On Monday, the Australian Competition and Consumer Commission (ACCC) announced it had applied to the Federal Court for a judicial review of last month’s decision by the Australian Competition Tribunal (ACT) to grant approval of Tabcorp’s multi-billion dollar acquisition of rival Tatts.
The ACCC had previously expressed reservations regarding the merger of Australia’s two betting and lottery giants, based on the watchdog’s belief that the union would significantly lessen competition in certain gambling sectors. The ACCC singled out racing broadcasting rights and the ability of Tabcorp-Tatts’ rivals to pursue regional wagering licenses as particular areas of concern.
Sensing that the regulatory winds weren’t at their back, Tabcorp-Tatts chose to withdraw their ACCC application and apply instead to the court-run ACT. The ACT gave its thumbs-up based on its view that the union offered consumers more potential benefits than harms.

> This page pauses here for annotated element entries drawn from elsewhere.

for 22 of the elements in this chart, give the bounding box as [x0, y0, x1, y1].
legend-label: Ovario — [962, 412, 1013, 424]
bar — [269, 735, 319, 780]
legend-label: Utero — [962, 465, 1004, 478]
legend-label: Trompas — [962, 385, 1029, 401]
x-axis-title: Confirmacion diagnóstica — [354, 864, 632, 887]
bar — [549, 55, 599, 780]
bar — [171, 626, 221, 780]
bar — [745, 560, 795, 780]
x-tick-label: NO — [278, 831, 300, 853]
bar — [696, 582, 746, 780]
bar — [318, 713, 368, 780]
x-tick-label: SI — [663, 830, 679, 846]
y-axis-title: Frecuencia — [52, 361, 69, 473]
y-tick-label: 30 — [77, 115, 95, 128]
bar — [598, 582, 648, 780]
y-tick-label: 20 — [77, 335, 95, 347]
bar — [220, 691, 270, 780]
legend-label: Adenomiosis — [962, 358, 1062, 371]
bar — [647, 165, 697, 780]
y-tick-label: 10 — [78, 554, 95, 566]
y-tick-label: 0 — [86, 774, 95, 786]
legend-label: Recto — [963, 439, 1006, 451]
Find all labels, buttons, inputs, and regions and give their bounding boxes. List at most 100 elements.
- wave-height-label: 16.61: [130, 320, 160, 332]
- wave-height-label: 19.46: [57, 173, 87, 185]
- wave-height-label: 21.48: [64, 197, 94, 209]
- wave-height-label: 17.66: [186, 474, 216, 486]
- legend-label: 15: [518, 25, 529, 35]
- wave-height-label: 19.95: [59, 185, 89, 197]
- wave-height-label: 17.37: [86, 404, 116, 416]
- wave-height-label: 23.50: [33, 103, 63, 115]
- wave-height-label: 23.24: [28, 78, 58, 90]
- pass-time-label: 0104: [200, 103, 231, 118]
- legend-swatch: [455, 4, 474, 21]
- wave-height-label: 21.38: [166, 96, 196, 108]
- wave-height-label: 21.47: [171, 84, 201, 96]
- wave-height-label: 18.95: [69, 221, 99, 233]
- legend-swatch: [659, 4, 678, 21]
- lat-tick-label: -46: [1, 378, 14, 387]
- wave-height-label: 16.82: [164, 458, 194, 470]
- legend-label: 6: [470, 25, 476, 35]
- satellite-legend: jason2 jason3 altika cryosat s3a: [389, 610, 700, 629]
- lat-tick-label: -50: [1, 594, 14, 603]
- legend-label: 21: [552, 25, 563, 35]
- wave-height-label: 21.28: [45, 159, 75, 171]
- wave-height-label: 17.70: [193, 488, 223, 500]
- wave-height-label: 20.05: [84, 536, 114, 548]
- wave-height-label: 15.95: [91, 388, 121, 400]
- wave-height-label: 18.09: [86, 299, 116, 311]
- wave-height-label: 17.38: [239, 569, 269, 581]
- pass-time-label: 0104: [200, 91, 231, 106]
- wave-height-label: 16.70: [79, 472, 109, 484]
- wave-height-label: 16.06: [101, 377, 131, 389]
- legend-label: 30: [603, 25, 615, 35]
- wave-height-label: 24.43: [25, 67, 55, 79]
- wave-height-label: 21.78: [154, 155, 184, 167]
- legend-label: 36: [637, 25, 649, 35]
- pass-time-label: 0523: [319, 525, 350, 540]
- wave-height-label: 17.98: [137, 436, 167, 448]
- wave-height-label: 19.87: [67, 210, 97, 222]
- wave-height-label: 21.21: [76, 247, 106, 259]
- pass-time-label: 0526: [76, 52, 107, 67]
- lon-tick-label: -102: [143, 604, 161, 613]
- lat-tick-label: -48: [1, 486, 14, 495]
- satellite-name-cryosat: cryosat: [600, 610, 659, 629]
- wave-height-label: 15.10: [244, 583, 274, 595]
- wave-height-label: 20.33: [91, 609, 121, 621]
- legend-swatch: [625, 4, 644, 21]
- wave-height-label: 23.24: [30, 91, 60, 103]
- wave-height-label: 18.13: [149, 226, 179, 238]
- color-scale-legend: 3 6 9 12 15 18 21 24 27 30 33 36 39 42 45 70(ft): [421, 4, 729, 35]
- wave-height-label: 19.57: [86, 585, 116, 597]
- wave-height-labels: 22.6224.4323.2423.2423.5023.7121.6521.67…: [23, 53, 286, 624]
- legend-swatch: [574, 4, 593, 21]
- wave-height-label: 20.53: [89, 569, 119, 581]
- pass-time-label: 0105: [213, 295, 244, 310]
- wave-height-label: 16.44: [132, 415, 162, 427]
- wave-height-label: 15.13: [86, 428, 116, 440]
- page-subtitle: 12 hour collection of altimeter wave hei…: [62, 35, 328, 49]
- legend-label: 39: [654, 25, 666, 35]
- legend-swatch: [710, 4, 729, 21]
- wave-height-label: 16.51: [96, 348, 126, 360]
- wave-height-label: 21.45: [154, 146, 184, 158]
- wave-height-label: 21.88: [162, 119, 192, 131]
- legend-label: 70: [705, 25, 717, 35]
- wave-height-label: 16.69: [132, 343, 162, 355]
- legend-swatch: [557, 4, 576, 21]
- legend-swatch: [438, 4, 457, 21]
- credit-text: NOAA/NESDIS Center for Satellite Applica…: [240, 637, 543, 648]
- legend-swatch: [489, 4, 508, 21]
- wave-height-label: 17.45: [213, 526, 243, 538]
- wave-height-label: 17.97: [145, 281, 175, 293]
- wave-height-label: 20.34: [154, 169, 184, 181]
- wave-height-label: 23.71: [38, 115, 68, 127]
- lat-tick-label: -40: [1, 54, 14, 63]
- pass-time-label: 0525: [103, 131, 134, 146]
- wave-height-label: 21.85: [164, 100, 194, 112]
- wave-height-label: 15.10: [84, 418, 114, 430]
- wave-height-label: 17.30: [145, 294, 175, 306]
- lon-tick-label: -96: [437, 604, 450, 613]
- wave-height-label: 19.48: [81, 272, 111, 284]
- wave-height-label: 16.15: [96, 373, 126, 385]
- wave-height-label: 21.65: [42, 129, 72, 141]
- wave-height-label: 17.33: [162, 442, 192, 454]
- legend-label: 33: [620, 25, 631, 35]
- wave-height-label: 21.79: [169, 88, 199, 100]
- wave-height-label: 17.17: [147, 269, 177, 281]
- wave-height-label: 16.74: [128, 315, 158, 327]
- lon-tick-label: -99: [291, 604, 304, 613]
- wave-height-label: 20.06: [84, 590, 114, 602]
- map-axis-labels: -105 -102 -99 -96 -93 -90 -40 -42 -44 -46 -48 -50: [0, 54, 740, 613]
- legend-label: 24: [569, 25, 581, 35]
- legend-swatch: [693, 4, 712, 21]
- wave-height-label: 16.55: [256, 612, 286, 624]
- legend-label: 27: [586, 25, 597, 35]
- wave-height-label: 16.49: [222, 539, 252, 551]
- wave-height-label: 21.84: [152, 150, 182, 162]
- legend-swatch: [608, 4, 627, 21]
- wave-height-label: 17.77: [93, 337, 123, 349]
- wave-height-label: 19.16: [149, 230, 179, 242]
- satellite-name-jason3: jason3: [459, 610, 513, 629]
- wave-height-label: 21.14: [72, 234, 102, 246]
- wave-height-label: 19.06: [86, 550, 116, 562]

The ACCC’s Monday statement quotes chairman Rod Sims saying the ACT “made three reviewable errors” in arriving at that conclusion, starting with the ACT’s reasoning that the deal would only result in a detriment to consumers if there was a substantial lessening of competition. The ACCC said this is inconsistent with previous ACT decisions, which assessed applications based on detriment constituted by any lessening of competition.
The ACCC also found fault with the ACCC’s failure to consider a “future with and without” the merger going forward in terms of potential detriment to consumers. The ACCC says that without this comparison, the true impact of the merger cannot be ascertained.
Finally, the ACCC says the ACT erred by overstating the cost and revenue synergies of the merger, which the ACCC believe “would be retained by Tabcorp and not shared with consumers more broadly.”
The ACCC has asked the Federal Court for an expedited hearing, putting the Court on target to consider the matter in the coming months. Tabcorp had stated that it expected the deal to be finalized by August and CEO David Attenborough had already begun steering superfluous betting brands to the chopping block.
Tabcorp issued a brief statement on Monday saying it was “considering” the ACCC’s application for judicial review and would provide further updates as warranted. Tatts has yet to issue its own statement regarding the development.